Complete the Spark Universal connection configuration in Local mode on either Spark 2.4.x, 3.0.x, 3.1.x, 3.2.x, or 3.3.x in the Spark configuration tab of the Run view of your Spark Job. This configuration is effective on a per-Job basis.


  1. Click the Run view beneath the design workspace, then click the Spark configuration view.
  2. Select Built-in from the Property type drop-down list.
    If you have already set up the connection parameters in the Repository as explained in Centralizing a Hadoop connection, you can easily reuse it. To do this, select Repository from the Property type drop-down list, then click […] button to open the Repository Content dialog box and select the Hadoop connection to be used.
    Tip: Setting up the connection in the Repository allows you to avoid configuring that connection each time you need it in the Spark configuration view of your Jobs. The fields are automatically filled.
  3. Select Universal from the Distribution drop-down list, any Spark version from the Version drop-down list and Local from the Runtime mode/environment drop-down list.
  4. If you need to launch your Spark Job from Windows, specify where the winutils.exe program to be used is stored:
    • If you know where to find your winutils.exe file and you want to use it, select the Define the Hadoop home directory check box and enter the directory where your winutils.exe is stored.

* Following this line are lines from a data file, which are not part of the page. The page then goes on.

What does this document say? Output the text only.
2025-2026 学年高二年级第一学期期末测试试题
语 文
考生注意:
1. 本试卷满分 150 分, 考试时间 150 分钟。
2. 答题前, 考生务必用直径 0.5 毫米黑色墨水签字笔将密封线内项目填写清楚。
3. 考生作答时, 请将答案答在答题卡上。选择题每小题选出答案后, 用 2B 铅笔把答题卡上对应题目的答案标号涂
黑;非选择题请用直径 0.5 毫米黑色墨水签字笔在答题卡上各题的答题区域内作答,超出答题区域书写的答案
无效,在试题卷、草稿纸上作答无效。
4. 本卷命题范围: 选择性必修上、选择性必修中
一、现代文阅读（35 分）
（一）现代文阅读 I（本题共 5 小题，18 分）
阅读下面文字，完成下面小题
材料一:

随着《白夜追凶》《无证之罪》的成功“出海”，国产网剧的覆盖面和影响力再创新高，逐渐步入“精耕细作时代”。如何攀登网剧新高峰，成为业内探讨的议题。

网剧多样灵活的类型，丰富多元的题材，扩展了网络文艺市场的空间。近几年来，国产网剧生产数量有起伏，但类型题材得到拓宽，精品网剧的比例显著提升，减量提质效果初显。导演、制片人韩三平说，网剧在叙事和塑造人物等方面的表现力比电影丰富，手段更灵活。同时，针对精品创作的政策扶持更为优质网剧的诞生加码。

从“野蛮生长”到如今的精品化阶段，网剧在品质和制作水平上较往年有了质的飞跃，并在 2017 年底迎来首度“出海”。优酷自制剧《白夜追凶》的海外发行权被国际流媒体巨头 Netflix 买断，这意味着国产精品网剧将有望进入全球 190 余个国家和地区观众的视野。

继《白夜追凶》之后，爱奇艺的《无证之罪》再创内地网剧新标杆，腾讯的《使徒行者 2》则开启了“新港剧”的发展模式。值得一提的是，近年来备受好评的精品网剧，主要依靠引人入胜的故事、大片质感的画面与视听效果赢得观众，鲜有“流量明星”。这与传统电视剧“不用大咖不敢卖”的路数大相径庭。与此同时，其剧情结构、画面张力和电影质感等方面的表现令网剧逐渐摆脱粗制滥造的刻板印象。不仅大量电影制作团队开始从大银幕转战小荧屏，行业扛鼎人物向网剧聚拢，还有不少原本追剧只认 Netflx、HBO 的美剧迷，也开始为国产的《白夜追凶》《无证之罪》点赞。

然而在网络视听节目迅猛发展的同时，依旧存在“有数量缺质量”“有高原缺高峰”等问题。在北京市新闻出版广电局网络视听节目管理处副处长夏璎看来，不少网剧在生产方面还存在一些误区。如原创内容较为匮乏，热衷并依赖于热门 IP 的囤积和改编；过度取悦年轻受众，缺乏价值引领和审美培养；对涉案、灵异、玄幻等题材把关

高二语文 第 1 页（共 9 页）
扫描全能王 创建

    • Otherwise, leave the Define the Hadoop home directory check box clear, the Studio generates one by itself and automatically uses it for this Job.

  5. Enter the basic configuration information:
    Use local timezone Select this check box to let Spark use the local timezone provided by the system.
    • If you clear this check box, Spark use UTC timezone.
    • Some components also have the Use local timezone for date check box. If you clear the check box from the component, it inherits timezone from the Spark configuration.
    Use dataset API in migrated components Select this check box to let the components use Dataset (DS) API instead of Resilient Distributed Dataset (RDD) API:
    • If you select the check box, the components inside the Job run with DS which improves performance.
    • If you clear the check box, the components inside the Job run with RDD which means the Job remains unchanged. This ensure the backwards compatibility.
    Important: If your Job contains tDeltaLakeInput and tDeltaLakeOutput components, you must select this check box.
    Note: Newly created Jobs in 7.3 or later use DS and imported Jobs from 7.3 or earlier use RDD by default. However, not all the components are migrated from RDD to DS so it is recommended to clear the check box to avoid any errors by default.
    Use timestamp for dataset components Select this check box to use java.sql.Timestamp for dates.
    Note: If you leave this check box clear, java.sql.Timestamp or java.sql.Date can be used depending on the pattern.
  6. In the Spark "scratch" directory field, enter the directory in which the Studio stores in the local system the temporary files such as the jar files to be transferred. If you launch the Job on Windows, the default disk is C:. So if you leave /tmp in this field, this directory is C:/tmp.
  7. If you need the Job to be resilient to failure, select the Activate checkpointing check box to enable the Spark checkpointing operation. In the Checkpoint directory field, enter the directory in which Spark stores, in the file system of the cluster, the context data of the computations such as the metadata and the generated RDDs of this computation.
  8. In the Advanced properties table, add any Spark properties you need to use to override their default counterparts used by the Studio.


The connection details are complete, you are ready to schedule executions of your Spark Job or to run it immediately.